The main road near to me should have been gritted and actually appeared to be on day 2, on top of the snow and ice which was as useful as a chocolate teapot. Day 1, very few people were brave enough to travel down it. Buses did not run. My road was not gritted at all and we still have ice all over it, although the snow has mostly melted. Whilst it was snowing, pavements were navigable but even I nearly took a tumble this afternoon, as it has compacted into ice. People have been out, working together to get the road and pavement into a passable state and one side of the road can now be walked on.
Despite two weeks’ advance notice of the snow, our local supermarket ran out of food. I didn’t hear about anyone panic buying locally so I am pretty sure this was not down to a last minute rush, but there was no milk, no bread, no greens or fruit. Our small shops did much better.
I asked a local shopkeeper (who had all of these) why this was so. He looked at me as if I was a simpleton and in single-syllable words, explained carefully that he heard the weather forecast, realised that travelling to the cash & carry might not be an option for a few days, so bought double of his most quickly moving stock. I said to him, ah, but Tesco’s haven’t. He took a breath and said “my customers mean more to me than Tesco’s customers do to them, clearly”. So what a large branded supermarket could not do, an ordinary shopkeeper managed by just a little bit of planning. My local shopkeeper now thinks I’m the village idiot …

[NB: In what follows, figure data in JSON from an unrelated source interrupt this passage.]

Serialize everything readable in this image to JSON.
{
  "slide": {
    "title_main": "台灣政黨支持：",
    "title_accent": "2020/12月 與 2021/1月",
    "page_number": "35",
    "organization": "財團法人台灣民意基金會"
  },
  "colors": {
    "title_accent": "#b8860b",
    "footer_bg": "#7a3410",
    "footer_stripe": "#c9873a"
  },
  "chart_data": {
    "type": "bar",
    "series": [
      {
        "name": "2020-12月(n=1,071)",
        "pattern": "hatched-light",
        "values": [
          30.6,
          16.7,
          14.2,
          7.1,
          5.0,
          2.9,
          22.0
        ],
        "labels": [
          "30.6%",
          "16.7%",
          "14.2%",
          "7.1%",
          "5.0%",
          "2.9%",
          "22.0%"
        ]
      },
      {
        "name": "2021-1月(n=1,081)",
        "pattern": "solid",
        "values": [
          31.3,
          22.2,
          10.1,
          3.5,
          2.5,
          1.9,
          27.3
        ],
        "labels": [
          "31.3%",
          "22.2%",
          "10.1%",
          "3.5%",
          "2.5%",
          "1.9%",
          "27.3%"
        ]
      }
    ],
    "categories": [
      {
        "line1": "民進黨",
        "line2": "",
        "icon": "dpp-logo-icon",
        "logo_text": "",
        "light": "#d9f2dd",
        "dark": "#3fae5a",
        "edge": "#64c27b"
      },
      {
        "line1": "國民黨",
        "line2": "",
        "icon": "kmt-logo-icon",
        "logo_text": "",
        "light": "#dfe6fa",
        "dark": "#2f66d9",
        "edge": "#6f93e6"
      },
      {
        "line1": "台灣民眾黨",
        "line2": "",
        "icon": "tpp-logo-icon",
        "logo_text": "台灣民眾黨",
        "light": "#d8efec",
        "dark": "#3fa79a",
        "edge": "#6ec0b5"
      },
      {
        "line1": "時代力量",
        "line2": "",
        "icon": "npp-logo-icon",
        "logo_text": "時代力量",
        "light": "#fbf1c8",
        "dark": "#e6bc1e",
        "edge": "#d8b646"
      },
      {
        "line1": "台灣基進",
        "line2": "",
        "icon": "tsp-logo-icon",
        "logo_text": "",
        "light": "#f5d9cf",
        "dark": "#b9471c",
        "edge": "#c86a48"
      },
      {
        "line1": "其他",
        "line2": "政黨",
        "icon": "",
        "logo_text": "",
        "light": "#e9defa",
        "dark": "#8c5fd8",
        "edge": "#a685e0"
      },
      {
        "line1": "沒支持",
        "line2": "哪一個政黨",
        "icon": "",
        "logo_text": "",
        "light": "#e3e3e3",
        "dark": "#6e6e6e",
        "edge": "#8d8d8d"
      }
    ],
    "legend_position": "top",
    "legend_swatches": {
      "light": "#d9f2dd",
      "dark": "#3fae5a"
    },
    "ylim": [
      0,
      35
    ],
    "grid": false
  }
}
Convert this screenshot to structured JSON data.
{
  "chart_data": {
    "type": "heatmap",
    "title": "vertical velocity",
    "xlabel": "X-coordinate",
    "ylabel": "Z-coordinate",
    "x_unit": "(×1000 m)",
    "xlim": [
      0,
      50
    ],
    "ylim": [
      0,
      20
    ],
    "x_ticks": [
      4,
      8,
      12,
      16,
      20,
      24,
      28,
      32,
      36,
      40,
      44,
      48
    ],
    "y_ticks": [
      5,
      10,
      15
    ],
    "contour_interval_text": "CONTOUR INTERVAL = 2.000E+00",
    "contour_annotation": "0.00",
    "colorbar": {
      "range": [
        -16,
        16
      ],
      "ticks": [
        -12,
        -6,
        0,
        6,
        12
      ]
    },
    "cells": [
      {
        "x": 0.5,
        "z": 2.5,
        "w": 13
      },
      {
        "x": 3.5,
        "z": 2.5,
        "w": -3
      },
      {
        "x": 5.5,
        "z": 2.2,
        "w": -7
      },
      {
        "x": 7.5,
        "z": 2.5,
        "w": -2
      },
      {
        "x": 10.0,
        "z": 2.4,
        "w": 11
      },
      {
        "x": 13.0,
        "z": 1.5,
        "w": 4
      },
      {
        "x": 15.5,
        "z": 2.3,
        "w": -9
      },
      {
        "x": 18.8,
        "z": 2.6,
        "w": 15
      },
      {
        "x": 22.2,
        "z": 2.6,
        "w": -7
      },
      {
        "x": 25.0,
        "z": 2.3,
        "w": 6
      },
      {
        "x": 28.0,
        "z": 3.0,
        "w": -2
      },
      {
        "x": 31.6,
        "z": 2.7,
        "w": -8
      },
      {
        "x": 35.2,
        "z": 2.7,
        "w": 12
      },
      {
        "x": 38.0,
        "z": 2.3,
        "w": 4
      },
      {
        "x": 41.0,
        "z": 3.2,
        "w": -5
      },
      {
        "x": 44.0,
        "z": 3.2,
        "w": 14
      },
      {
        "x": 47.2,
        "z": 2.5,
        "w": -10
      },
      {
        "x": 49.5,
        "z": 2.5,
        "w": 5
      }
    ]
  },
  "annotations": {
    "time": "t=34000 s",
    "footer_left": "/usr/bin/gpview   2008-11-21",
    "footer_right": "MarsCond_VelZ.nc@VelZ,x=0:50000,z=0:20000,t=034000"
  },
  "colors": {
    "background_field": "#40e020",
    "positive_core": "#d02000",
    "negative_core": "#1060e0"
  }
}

Our winters in the UK are predicted to become colder and more snowy. The South in particular is undergoing climate change at a rapid rate, some of which has been noticeable in the relatively short span of years I have been living here. Unless the central and local governments and transport companies pull their fingers out of their uh … ears and start thinking properly about this, we could end up being frozen in more ways than one!